In what could be considered his curatorial statement, Zuniga writes, “When Pancho Villa died, he reportedly said, ‘Don’t let it end like this. Tell them I said something.’ Well, end how, then? And say what?” In what may be the least understated example of “what to say,” comedian Eugene Mirman’s giddily self-aggrandizing “How Do I Want to Be Remembered?” supplies the viewer with a solid two minutes of nonstop theoretical epitaphs. One of the most memorable sentiments involves his condoning of any posthumous remembrances inadvertently comparing his life story to that of X-Men character Wolverine, or somehow implying that he was probably magical. While simply staring into the camera in a static shot, Mirman rattles off what sounds almost like a spontaneous listing of all the potential variations of awesomeness he’d like attached to his name once he’s slipped the surly bonds of earth.  Presumably, this will be to assume his rightful place as some kind of invisible, supernatural space lord.

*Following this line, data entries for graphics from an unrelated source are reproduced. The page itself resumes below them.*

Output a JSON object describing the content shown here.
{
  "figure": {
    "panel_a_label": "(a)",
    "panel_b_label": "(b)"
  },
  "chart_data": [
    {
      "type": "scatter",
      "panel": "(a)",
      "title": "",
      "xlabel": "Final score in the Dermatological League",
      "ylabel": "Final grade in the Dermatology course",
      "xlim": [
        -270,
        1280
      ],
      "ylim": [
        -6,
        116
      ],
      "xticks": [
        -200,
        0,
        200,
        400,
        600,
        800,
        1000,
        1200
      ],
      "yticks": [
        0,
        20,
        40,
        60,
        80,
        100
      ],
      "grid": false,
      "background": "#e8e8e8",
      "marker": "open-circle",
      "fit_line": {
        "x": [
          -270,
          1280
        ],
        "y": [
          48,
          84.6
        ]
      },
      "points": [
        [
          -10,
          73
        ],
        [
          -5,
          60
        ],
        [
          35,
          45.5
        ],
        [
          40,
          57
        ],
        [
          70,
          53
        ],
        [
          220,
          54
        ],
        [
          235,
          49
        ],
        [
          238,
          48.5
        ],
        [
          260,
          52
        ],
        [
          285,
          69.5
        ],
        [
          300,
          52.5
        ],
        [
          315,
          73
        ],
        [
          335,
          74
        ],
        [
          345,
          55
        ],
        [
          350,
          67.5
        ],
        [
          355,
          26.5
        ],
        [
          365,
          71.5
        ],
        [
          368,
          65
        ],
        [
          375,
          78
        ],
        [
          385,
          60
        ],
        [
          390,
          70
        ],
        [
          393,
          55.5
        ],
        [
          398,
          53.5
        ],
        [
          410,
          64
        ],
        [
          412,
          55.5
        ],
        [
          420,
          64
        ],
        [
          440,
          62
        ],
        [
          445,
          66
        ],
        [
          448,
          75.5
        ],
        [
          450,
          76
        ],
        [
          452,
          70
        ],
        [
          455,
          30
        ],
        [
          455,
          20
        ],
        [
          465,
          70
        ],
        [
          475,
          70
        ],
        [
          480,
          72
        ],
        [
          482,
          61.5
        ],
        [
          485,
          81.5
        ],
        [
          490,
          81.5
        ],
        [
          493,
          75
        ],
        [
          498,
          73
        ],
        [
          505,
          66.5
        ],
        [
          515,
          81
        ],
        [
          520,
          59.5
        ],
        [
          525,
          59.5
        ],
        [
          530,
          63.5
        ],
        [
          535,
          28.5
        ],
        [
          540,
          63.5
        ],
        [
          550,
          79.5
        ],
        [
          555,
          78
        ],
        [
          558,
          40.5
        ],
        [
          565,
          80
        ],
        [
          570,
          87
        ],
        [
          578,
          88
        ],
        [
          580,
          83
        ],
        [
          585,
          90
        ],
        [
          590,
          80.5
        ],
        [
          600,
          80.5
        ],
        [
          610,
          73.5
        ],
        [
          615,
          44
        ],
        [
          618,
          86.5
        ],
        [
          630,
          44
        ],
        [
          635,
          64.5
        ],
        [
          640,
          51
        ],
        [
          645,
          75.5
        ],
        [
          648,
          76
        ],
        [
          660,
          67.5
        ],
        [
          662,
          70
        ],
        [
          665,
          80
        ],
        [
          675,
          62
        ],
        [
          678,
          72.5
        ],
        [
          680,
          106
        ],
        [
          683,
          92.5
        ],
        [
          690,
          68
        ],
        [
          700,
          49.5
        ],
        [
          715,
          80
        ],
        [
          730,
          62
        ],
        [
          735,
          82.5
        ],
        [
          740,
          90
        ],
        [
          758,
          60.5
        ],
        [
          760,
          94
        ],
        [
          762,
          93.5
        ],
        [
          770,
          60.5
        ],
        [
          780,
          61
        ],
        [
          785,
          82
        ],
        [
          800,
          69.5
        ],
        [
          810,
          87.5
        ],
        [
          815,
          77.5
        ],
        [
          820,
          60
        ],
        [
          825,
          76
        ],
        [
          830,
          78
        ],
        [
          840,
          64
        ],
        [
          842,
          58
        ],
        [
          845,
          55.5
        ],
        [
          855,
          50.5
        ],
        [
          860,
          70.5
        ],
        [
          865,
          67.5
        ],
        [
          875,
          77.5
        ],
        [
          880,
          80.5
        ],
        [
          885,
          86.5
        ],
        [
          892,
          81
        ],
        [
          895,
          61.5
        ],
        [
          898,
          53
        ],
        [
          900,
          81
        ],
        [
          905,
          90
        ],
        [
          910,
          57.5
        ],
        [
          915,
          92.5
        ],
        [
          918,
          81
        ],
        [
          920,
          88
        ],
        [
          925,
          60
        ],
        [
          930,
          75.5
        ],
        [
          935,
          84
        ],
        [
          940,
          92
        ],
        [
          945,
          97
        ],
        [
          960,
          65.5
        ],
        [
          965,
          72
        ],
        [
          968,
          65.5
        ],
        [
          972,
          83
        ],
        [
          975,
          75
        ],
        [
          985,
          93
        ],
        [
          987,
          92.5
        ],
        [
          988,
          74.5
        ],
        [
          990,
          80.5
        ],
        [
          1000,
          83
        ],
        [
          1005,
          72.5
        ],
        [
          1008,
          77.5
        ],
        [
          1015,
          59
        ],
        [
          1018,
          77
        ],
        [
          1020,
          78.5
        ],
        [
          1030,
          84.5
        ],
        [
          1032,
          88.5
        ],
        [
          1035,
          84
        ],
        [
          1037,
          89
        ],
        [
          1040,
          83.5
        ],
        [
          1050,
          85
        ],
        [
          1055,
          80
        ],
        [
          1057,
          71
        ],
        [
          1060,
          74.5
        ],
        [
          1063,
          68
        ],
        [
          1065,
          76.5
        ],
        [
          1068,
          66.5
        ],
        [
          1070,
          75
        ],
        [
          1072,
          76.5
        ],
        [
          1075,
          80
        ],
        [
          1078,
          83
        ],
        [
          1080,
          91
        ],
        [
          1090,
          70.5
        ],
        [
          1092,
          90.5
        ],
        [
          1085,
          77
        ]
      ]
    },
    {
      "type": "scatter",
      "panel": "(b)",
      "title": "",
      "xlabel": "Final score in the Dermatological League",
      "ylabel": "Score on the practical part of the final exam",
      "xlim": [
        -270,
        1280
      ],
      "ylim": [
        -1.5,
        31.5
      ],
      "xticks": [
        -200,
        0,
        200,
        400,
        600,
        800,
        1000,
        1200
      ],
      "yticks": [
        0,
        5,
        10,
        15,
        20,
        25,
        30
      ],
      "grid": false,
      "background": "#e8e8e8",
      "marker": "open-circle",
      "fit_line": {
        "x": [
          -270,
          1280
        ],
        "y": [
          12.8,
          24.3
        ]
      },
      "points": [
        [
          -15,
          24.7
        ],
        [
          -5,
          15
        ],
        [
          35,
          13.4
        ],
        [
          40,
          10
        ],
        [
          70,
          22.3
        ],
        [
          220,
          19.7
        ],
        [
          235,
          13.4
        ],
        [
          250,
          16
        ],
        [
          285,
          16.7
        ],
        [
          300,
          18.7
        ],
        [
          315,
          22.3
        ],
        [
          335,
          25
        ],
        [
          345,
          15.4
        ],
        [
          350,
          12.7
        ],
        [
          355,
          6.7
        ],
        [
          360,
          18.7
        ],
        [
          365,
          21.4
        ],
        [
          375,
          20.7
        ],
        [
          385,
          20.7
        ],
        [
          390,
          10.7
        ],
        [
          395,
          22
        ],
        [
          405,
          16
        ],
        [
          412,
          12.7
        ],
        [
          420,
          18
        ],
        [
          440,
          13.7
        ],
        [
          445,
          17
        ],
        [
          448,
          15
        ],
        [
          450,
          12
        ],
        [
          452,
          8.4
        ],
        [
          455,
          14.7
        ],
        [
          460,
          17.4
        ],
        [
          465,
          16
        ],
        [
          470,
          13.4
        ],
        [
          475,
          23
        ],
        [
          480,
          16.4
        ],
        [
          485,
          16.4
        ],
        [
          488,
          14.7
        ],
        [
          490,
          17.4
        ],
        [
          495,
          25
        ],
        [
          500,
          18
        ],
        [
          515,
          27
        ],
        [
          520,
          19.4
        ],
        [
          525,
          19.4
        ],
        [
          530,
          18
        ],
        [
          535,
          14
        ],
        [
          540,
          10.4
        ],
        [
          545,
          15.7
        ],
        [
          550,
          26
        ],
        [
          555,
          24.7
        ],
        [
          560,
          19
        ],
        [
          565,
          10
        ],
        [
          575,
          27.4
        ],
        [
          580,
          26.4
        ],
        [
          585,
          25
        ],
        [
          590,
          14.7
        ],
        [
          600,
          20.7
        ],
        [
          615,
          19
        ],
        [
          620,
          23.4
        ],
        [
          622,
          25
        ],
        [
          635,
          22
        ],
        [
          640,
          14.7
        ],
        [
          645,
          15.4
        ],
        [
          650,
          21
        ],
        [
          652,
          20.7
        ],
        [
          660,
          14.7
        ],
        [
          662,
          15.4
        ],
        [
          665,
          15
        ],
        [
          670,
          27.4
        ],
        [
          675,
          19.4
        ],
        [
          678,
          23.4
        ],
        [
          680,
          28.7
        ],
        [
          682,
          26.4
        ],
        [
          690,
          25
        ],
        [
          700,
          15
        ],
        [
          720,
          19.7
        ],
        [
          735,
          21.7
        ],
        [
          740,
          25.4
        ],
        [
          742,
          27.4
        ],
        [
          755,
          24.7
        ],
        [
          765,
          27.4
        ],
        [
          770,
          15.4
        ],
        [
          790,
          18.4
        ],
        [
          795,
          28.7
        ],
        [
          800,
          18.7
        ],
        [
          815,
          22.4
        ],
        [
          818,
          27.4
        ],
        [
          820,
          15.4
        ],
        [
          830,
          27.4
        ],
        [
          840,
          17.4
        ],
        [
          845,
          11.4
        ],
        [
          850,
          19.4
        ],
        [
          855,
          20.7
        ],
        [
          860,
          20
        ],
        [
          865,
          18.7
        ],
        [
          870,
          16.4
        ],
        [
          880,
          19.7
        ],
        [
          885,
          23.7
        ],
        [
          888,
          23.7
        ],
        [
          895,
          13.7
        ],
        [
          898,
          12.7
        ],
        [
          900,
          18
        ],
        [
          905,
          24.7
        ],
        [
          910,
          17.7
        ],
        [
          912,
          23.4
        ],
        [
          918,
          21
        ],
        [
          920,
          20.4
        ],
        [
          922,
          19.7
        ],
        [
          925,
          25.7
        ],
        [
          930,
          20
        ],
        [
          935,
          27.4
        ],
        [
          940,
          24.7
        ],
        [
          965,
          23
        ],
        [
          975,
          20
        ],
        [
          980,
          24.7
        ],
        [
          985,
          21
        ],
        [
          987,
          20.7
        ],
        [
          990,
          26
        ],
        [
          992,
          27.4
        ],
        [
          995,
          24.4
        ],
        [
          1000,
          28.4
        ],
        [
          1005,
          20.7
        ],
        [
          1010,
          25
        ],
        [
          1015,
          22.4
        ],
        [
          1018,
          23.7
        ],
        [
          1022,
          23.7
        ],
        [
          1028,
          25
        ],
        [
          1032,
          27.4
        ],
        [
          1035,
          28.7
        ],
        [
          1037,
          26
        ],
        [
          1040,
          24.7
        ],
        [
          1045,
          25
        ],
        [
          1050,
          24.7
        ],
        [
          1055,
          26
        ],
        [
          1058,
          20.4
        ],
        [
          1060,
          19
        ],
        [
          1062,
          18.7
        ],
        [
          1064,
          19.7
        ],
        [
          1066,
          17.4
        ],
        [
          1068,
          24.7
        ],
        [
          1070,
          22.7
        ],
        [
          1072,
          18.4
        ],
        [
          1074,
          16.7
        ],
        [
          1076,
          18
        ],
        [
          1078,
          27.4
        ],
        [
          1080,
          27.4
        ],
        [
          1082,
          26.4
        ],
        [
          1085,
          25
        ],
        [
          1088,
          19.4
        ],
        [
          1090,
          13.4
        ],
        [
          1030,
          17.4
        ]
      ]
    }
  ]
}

Others take an equally wry, if less epic, approach toward their impending inexistence. Alan Zweibel’s “The Last Laugh” at first appears to be a simple template for a headstone, stating his roles in life as parent, son, and husband, but ultimately it informs the reader that, if she can read this tribute, it means she is standing six feet directly above his “former penis.” Abraham Smith’s untitled installation deals not with the quiet aftermath of death (or with an awkward moment in a cemetery standing above someone’s former genitals) but the circumstance leading to it, implying the artist met his demise by a falling icicle while fishing, scrawling his last words (a haiku) in the snow with “a used Cheeto.” Sam Lipsyte avoids the heavy task of pondering his personal hereafter altogether by offering what he claims is not, in fact, a submission for the exhibition, but rather a typed apology for his inability to contribute any work, along with vague mention that the piece may as well lie on the ground, where people could readily stomp on it or otherwise destroy it. Carefully honoring the artist’s stated “last” wishes, this piece is mounted on the floor, next to a paper shredder. All this effervescent, convoluted pageantry spanning all possible media amounts to the best sendoff possible, some kind of magically absurd legacy of hilarity.

Let it End Like This isn’t all gloriously improbable death-while-waiting-for-an-Italian-beef-sandwich (as in Chris Bower’s memorial wall) and posthumous self-aggrandizement, of course. Some of the most deceptively dry, uncomplicated works may resonate most deeply. Zuniga’s “Epilogue,” in many ways the cornerstone of the entire show, is a handwritten note on torn paper, explaining essentially that nothing is certain beyond this moment, and revealing two brief, sweet childhood anecdotes. This is revealed to be a note written by Zuniga’s mother, on assignment to “Create her own obituary,” for her son’s nascent exhibit, discovered shortly after her death. Yes, Zuniga conceived of this exhibition, asked his mom to participate, and she died unexpectedly before she could witness her own inclusion. Ouch. Oh! But even more emotional punishment awaits: “Carlos,” a single channel video by Elna Baker with Peter Burr, simply depicts footage of a small dog waiting with such patience by a window, offset by friendly pink text reading merely, “You didn’t come home.” At which point the viewer might plausibly find herself suddenly blinking back tears and rushing toward the videos playing in the back of the gallery, in the hope of catching Eugene Mirman describe his uncanny similarity to various superheroes; anything to staunch this awkward Hallmark™ moment.